I begin to notice the anti-anxiety effect on my third day – not from the microbes settling in my gut per se, but from my improved bowel movement. Like many, I drink my morning coffee more for its laxative effect than for the jab of energy. This often leaves me feeling jittery and irritable, which only worsens my anxiety. Now, thanks to all the fibre from legumes and vegetables, I feel the urge to go to the loo as soon as I wake up and finish in five minutes. The constipation is gone, along with the stress it used to bring.

There are moments of temptation. Saturday is our takeaway night, and I usually share a big plate of kebab with my boyfriend. On this new diet, though, greasy fries and lamb shawarma are definitely off the table. We switch to a Mediterranean place and opt for grilled halloumi, Greek salad, pitta bread and hummus. It is still delicious, but without that weekly hedonistic dose of junk food, something feels missing.

Another challenge is that the diet is largely pescatarian. Oily fish such as salmon and mackerel are rich in omega-3 fatty acids, which can improve gut health by reducing inflammation and supporting the growth of good bacteria. However, as fresh fish is far beyond my budget, I spend the week relying mostly on cheese for protein, along with two tins of funny-tasting pink salmon. For an omnivore like me, it quickly becomes monotonous.

Dr Manpreet Dhuffar-Pottiwal, a chartered psychologist, advises me to be patient.

“When starting a psychobiotic diet, it is important to understand that changes in mental health will not be noticeable overnight. Data from a randomised control trial indicates that the significant reductions in stress levels happen across a four-week period,” she says.

Even though one week is too short for a full gut microbiome revolution, I can already feel the diet’s calming effects through the changes in my habits. The satisfaction comes not just from the food itself, but also from the process of preparing each meal. In the week, I’ve tripled the amount of time spent in the kitchen than usual. Each evening, I browse recipe websites, brainstorming for the next day’s meal plan. This offers me a much-needed mental escape from my worries about the future and helps me stay grounded in the present.
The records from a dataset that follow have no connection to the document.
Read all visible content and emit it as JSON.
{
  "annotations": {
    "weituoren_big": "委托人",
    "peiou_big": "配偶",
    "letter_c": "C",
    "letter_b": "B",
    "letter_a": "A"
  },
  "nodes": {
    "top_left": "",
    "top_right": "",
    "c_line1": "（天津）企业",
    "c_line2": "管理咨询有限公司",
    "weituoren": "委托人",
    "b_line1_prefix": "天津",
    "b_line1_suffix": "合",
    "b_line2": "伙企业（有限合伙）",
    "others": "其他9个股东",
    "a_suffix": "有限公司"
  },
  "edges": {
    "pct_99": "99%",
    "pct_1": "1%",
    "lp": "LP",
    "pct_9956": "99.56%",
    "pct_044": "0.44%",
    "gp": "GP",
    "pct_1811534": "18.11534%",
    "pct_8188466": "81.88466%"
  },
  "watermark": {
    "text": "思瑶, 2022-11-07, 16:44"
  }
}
Now, in my fourth week on the diet, I can definitely feel an improvement in my anxiety. I sleep better and wake up less frequently during the night, which aligns with research findings. My digestion has stayed stable, which is important for me as my IBS usually worsens when I’m feeling anxious. I’ve also noticed fewer negative thoughts during stressful moments, though it’s hard to say whether it could be a placebo effect. But with cottage cheese and kefir becoming the rising stars in my fridge, I’m committed to sticking with it.